Sheinbaum s'en prend désormais à la France et exigera des codex mexicains de Macron
La présidente du Mexique, Claudia Sheinbaum, a confirmé jeudi que la visite officielle du président de la France, Emmanuel Macron, comprendra demain une réunion au cours de laquelle son gouvernement proposera la restitution de plusieurs documents historiques de l'époque mexicaine actuellement gardés par les institutions françaises. Cette demande fait partie de l'agenda culturel que le Mexique souhaite placer au centre du prochain bicentenaire des relations diplomatiques entre les deux pays, prévu dans les années à venir.
Le président a expliqué que la réunion se tiendra avec la participation d'une grande équipe : les ministères des Affaires étrangères, de l'Économie, de la Culture, des Finances et de la Science, de la Technologie et de l'Innovation, ainsi que l'Institut national d'anthropologie et d'histoire (INAH) et l'ambassadrice du Mexique en France, Blanca Jiménez. L'objectif, comme il l'a souligné, est d'aborder simultanément les questions historiques et patrimoniales ainsi que les questions économiques et de coopération.
Le principal point culturel sera le Codex d'Azcatitlán. José Alfonso Suárez del Real, conseiller politique de la Coordination Générale de la Communication Sociale, a expliqué que le Mexique demanderait l'activation d'une commission spéciale pour avancer sa restitution dans le cadre du bicentenaire. Il a rappelé que le document constitue une source pertinente pour comprendre la transition Mexique-Tenochtitlan après la conquête espagnole, la structure du gouvernement indigène qui s'est maintenue dans les quartiers et à Tlatelolco, ainsi que les aspects de la vie politique et communautaire jusqu'au début du XVIIe siècle.

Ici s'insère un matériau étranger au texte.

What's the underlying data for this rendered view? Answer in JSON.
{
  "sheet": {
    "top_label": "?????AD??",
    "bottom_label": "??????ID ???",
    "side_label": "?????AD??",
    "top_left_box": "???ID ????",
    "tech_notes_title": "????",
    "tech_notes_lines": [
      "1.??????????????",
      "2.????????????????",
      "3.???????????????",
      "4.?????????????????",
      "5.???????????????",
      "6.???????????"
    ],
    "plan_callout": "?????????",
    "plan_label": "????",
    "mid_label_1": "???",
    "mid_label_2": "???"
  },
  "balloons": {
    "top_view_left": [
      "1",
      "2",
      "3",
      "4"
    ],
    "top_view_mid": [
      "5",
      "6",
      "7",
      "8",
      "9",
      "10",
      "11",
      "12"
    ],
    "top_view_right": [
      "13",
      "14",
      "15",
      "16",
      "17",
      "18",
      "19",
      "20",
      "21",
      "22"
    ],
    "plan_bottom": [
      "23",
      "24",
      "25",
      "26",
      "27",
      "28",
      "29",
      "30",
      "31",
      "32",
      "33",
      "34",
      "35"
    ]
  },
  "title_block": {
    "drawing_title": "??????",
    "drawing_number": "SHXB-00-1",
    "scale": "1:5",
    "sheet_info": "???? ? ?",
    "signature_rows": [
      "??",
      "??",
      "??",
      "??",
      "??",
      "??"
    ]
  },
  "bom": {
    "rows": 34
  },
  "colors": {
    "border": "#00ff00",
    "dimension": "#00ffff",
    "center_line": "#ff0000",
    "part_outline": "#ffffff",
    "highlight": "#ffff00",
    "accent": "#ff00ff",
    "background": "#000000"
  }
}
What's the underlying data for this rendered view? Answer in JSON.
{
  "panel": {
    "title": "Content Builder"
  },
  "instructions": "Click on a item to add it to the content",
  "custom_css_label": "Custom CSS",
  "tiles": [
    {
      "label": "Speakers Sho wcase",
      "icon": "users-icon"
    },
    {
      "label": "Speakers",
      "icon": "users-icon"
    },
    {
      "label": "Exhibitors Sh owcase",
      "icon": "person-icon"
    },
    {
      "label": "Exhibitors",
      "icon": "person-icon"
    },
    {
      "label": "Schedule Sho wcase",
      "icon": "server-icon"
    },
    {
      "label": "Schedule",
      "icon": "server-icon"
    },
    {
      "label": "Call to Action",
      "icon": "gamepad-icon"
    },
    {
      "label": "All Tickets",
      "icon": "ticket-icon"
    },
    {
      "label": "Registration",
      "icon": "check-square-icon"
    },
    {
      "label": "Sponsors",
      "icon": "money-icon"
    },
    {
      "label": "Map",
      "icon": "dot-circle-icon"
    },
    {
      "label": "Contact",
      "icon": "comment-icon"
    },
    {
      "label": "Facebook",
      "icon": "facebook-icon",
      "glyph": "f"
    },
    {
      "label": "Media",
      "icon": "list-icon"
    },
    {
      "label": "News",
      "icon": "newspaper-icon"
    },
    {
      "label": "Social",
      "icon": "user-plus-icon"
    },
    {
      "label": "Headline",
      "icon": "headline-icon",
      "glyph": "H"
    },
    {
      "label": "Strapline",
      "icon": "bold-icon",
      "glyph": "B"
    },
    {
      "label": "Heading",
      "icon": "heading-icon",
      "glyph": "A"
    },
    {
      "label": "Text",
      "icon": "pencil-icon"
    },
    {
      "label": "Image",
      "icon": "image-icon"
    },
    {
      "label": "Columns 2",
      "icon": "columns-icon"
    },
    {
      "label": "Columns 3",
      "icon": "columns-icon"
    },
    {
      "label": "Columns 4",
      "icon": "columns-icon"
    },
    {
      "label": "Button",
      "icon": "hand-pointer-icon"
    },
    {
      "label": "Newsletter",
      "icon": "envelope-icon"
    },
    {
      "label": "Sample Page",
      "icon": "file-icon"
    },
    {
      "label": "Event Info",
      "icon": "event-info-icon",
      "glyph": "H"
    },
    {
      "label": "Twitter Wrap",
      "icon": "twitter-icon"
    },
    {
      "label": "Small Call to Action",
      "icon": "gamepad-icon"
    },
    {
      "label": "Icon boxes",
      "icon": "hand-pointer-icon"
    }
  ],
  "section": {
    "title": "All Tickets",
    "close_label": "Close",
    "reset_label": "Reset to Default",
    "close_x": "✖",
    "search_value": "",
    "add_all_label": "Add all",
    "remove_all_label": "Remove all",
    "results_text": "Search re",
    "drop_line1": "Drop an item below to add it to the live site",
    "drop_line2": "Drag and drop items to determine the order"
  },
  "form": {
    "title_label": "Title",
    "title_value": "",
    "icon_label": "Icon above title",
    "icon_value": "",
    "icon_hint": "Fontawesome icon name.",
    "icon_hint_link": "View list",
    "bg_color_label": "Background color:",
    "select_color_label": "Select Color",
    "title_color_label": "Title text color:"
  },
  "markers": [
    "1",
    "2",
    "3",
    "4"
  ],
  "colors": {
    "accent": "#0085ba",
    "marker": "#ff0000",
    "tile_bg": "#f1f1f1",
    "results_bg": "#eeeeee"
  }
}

« D'un énorme intérêt pour le peuple mexicain »
« Le codex nous permet de savoir qui étaient les dirigeants mexicains qui sont restés après la conquête en tant que propriétaires des quatre quartiers et de Tlatelolco, quel type d'activités ils exerçaient. Il sera d'un énorme intérêt pour le peuple mexicain », a-t-il déclaré.
Un autre cas différent est celui du Codex Bourbon, conservé à l'Assemblée nationale française. Suárez del Real a expliqué que son éventuelle restitution dépend d'un processus législatif au Parlement français, où une initiative visant à restituer le patrimoine culturel aux communautés africaines a été récemment proposée. Ce précédent, a-t-il souligné, pourrait ouvrir la possibilité de discuter en parallèle du cas mexicain. La demande, dans ce cas, a été formellement présentée par une communauté ñañú.
Le président a également annoncé que la réunion porterait sur le renouvellement de l'accord commercial entre le Mexique et l'Union européenne, prévu pour 2026. La France est l'un des acteurs les plus importants dans ce processus et, selon Sheinbaum, seront également discutées d'éventuelles collaborations dans les domaines de la science, de l'innovation et de la culture.
La visite de Macron sera la première depuis l'entrée en fonction de Sheinbaum en octobre 2024. Le président français arrivera de Belém (Brésil), où il participe au sommet sur le climat COP30. L'agenda s'inscrit dans une période au cours de laquelle les deux pays cherchent à renforcer leurs liens en vue de la commémoration de 200 ans de relations bilatérales, formellement établies en 1830.
Détente avec l'Espagne
Depuis son entrée en fonction il y a un peu plus d'un an, Claudia Sheinbaum poursuit la politique de réparation coloniale initiée par son prédécesseur et mentor, Andrés Manuel López Obrador, avec des appels directs au roi d'Espagne. La semaine dernière, après des années de tension diplomatique, le ministre espagnol des Affaires étrangères, José Manuel Albares, a satisfait le Mexique avec une déclaration dans laquelle il affirmait que l'histoire entre les deux pays était en clair-obscur et reconnaissait la « douleur et l'injustice » envers les peuples indigènes. Sheinbaum a publiquement considéré cette déclaration comme « un premier pas » vers une reconnaissance historique. La présidente a insisté sur le fait que la conquête était « un processus d'invasion violente », une formulation qu'elle maintient depuis qu'elle était chef du gouvernement de Mexico. L'année dernière, Felipe VI n'a pas été invité à l'investiture de Sheinbaum et le gouvernement espagnol a décidé de n'envoyer aucune représentation. Le président a justifié cette décision par l'absence de réponse aux précédentes demandes d'excuses formelles de l'État espagnol.
La demande de restitution des codex à la France s'inscrit dans une politique de mémoire historique que le gouvernement mexicain souhaite intégrer dans son agenda diplomatique. Le patrimoine, le commerce, la coopération culturelle et surtout le bicentenaire comme horizon forment un tout.